En el mismo ejercicio, un servicio de alimentación en el campus, tenido por rentable, resultó deficitario después de costearse por completo. Los números concretos dependen de cada institución, pero la lección se generaliza: en diversos sectores, la investigación señala que el costeo tradicional distorsiona costos entre el 30 y el 46 por ciento, y los estudios encuentran de forma consistente cerca del 30 por ciento de cualquier actividad totalmente costeada como no rentable. Sin asignar el costo compartido, la institución confía en una foto que esconde justamente dónde gana y dónde pierde.
Cómo avanzar
El dato casi siempre ya existe en los sistemas académico y financiero: matrículas, horas de contacto, uso de espacios, tickets de apoyo, procesos de admisión. Lo que suele faltar es la capacidad de diseño de proceso TDABC que convierte ese ERP y esos datos financieros y operativos en un costo por curso, programa y estudiante.

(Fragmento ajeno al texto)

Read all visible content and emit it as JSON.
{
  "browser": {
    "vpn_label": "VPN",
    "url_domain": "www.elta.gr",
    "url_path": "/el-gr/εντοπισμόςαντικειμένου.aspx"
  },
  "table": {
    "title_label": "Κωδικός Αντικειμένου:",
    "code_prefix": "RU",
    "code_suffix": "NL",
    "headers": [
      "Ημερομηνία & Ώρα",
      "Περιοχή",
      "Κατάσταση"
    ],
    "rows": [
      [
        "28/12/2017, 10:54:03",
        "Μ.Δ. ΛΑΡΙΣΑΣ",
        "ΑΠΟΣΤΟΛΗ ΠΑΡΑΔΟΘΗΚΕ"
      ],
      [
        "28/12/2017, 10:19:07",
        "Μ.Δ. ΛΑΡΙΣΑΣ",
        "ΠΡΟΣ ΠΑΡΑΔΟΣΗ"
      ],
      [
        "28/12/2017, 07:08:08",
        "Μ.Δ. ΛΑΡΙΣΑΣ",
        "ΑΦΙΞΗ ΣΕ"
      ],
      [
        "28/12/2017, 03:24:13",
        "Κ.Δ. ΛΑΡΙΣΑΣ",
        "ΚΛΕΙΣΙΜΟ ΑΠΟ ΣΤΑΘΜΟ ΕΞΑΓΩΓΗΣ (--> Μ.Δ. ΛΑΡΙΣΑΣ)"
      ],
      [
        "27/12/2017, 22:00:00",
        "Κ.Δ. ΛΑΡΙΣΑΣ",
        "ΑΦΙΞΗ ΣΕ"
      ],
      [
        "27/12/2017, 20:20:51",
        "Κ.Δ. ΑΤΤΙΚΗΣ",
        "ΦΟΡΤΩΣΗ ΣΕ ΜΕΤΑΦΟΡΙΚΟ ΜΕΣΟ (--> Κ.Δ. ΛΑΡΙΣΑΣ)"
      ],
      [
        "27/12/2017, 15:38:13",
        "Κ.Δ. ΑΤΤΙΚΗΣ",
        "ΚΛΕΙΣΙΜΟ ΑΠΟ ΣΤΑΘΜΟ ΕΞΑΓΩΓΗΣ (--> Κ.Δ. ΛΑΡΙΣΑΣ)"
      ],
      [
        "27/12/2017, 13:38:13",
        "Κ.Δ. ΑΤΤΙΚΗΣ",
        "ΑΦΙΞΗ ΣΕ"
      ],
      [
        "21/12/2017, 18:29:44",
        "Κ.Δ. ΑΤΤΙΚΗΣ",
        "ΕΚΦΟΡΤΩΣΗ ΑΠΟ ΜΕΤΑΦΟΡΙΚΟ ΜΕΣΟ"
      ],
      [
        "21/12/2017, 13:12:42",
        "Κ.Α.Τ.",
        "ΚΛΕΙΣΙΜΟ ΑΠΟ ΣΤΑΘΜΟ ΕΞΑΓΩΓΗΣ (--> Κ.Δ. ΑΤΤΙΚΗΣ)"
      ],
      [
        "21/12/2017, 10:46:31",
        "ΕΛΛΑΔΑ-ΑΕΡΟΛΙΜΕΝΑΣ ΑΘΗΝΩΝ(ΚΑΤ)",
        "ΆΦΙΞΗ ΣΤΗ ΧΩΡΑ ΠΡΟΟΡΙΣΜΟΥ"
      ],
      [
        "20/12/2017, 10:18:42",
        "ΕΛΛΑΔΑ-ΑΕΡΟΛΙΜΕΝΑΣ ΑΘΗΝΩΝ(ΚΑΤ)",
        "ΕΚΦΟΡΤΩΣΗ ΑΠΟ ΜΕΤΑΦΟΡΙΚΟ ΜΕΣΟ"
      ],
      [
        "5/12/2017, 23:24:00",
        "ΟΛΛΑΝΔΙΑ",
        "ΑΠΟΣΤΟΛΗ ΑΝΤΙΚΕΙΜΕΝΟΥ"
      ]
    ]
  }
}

Un camino práctico:
- Defina los grupos de recursos (docentes, instalaciones, biblioteca, tecnología, servicios al estudiante, administración, funciones centrales) y la tasa de costo de capacidad de cada uno.
- Describa, con ecuaciones de tiempo, cómo cada programa y cada estudiante consumen esos recursos.
- Calcule el costo por estudiante en capas y compárelo con la matrícula para ver quién se autofinancia.
- Use la curva de la ballena por programa para ver el subsidio cruzado y apoyar las decisiones de portafolio de cursos.
- Separe la capacidad ociosa de aulas y docentes para no confundir el costo de estructura con el costo del programa.
El objetivo no es recortar programas por un número frío, sino tomar decisiones de portafolio, precio de matrícula y capacidad con el costo real en la mano.
Preguntas frecuentes
¿Por qué la matrícula no muestra si un curso se sostiene?
Porque la matrícula comparada con el costo directo de enseñanza deja fuera casi todo lo que cuesta dinero: biblioteca, tecnología, campus, servicios al estudiante, admisiones y administración central. Solo cuando esos costos compartidos se asignan a los cursos que los consumen se ve qué programas se autofinancian de verdad.
¿Cómo calcula el TDABC el costo real por estudiante?
El TDABC define una tasa de costo de capacidad por grupo de recursos (docentes, instalaciones, apoyo) y ecuaciones de tiempo que describen cuánto consume cada programa y cada estudiante. El costo por estudiante suma el costo directo de enseñanza más las capas de instalaciones, apoyo, servicios al estudiante, admisiones y la parte del overhead central efectivamente consumida.
¿Qué es el subsidio cruzado entre cursos?
Es cuando algunos programas generan excedente y financian a otros que operan en déficit. Sin una vista totalmente costeada, esa transferencia queda invisible. La curva de la ballena por programa hace visible el subsidio cruzado y permite decidir el portafolio de cursos con base en el costo real.
¿Necesitamos un sistema nuevo para hacer esto?
Normalmente no. Los datos ya existen en el ERP y en los sistemas académico y financiero (matrículas, horas de contacto, uso de espacios, admisiones). Lo que suele faltar es el diseño de proceso TDABC que convierte esos datos financieros y operativos en costo por curso, programa y estudiante.